Comparing the predictive power of proactive to reactive metacognition on problem-solving self-efficacy and invention performance in invention tasks: a study based on ACT-R theory

Proactive and reactive metacognition are widely regarded as essential cognitive regulatory processes for successful engagement in STEM learning; however, limited empirical research has applied ACT-R theory to examine how these metacognitive modes operate within authentic invention contexts. Drawing upon ACT-R as a cognitive architecture framework, this study investigated the differential predictive effects of proactive and reactive metacognitive strategies on invention performance in a competitive design setting, with problem-solving self-efficacy conceptualized as a mediating mechanism. A purposive sample of 322 secondary students participating in the 2025 International Exhibition for Young Inventors: Taiwan Selection Competition completed a validated questionnaire. Structural equation modeling was employed to test the hypothesized relationships among constructs.

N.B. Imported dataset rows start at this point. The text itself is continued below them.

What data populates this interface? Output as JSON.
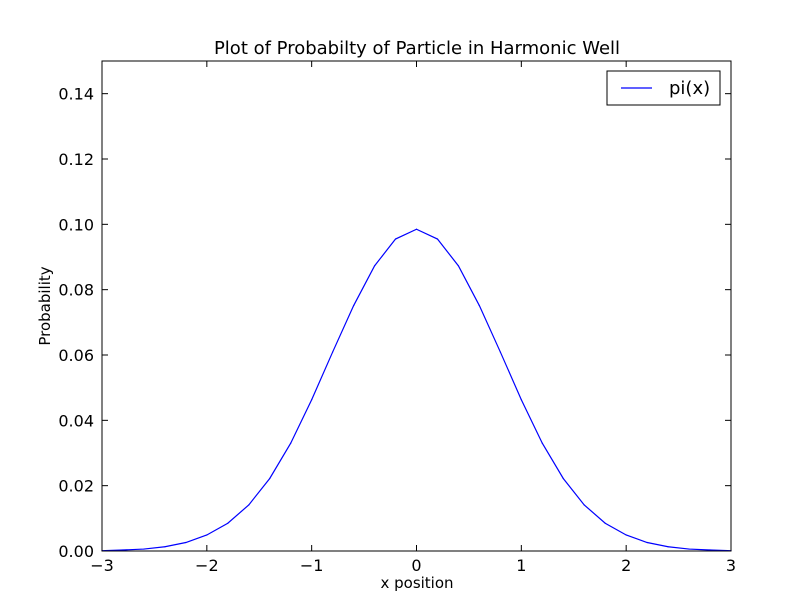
{
  "chart_data": {
    "type": "line",
    "title": "Plot of Probabilty of Particle in Harmonic Well",
    "xlabel": "x position",
    "ylabel": "Probability",
    "xlim": [
      -3,
      3
    ],
    "ylim": [
      0,
      0.15
    ],
    "grid": false,
    "legend_position": "top-right",
    "x_ticks": [
      "−3",
      "−2",
      "−1",
      "0",
      "1",
      "2",
      "3"
    ],
    "y_ticks": [
      "0.00",
      "0.02",
      "0.04",
      "0.06",
      "0.08",
      "0.10",
      "0.12",
      "0.14"
    ],
    "x_tick_values": [
      -3,
      -2,
      -1,
      0,
      1,
      2,
      3
    ],
    "y_tick_values": [
      0,
      0.02,
      0.04,
      0.06,
      0.08,
      0.1,
      0.12,
      0.14
    ],
    "series": [
      {
        "name": "pi(x)",
        "color": "#0000ff",
        "x": [
          -3.0,
          -2.8,
          -2.6,
          -2.4,
          -2.2,
          -2.0,
          -1.8,
          -1.6,
          -1.4,
          -1.2,
          -1.0,
          -0.8,
          -0.6,
          -0.4,
          -0.2,
          0.0,
          0.2,
          0.4,
          0.6,
          0.8,
          1.0,
          1.2,
          1.4,
          1.6,
          1.8,
          2.0,
          2.2,
          2.4,
          2.6,
          2.8,
          3.0
        ],
        "y": [
          0.0001,
          0.0003,
          0.0006,
          0.0013,
          0.0026,
          0.0049,
          0.0085,
          0.0141,
          0.0222,
          0.033,
          0.0463,
          0.0609,
          0.0751,
          0.0873,
          0.0955,
          0.0985,
          0.0955,
          0.0873,
          0.0751,
          0.0609,
          0.0463,
          0.033,
          0.0222,
          0.0141,
          0.0085,
          0.0049,
          0.0026,
          0.0013,
          0.0006,
          0.0003,
          0.0001
        ]
      }
    ]
  }
}
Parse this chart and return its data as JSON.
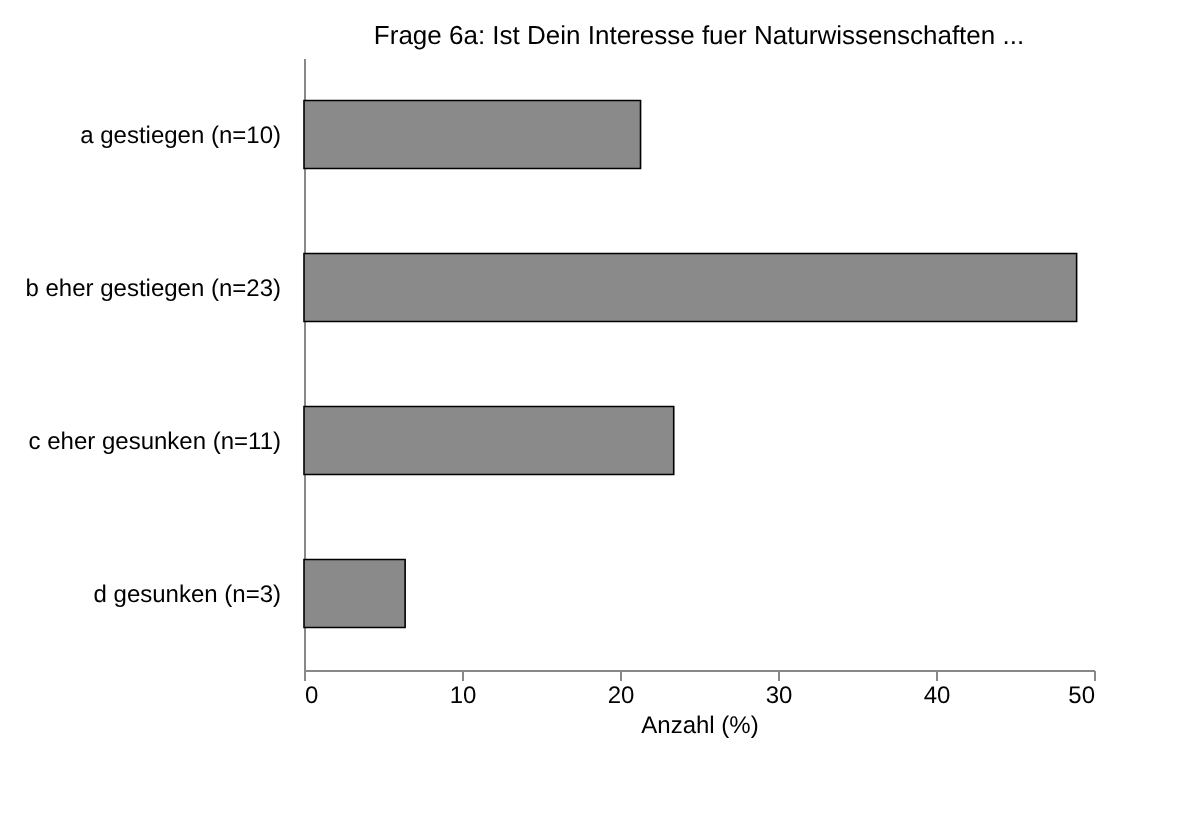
{
  "chart_data": {
    "type": "bar",
    "orientation": "horizontal",
    "title": "Frage 6a: Ist Dein Interesse fuer Naturwissenschaften ...",
    "xlabel": "Anzahl (%)",
    "categories": [
      "a gestiegen (n=10)",
      "b eher gestiegen (n=23)",
      "c eher gesunken (n=11)",
      "d gesunken (n=3)"
    ],
    "values": [
      21.3,
      48.9,
      23.4,
      6.4
    ],
    "color": "#8a8a8a",
    "xlim": [
      0,
      50
    ],
    "xticks": [
      0,
      10,
      20,
      30,
      40,
      50
    ],
    "grid": false
  }
}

The findings indicated that both proactive and reactive metacognitive strategies were positively associated with invention performance, and that problem-solving self-efficacy served as a significant mediator in these relationships. Notably, reactive metacognition demonstrated a stronger predictive effect on problem-solving self-efficacy than proactive metacognition. These results provide empirical support for the application of ACT-R in design-based STEM contexts and advance understanding of how distinct metacognitive processes contribute to performance through efficacy beliefs. The study highlights the importance of cultivating problem-solving self-efficacy within invention-oriented curricula to enhance students’ adaptive expertise and innovation capacity.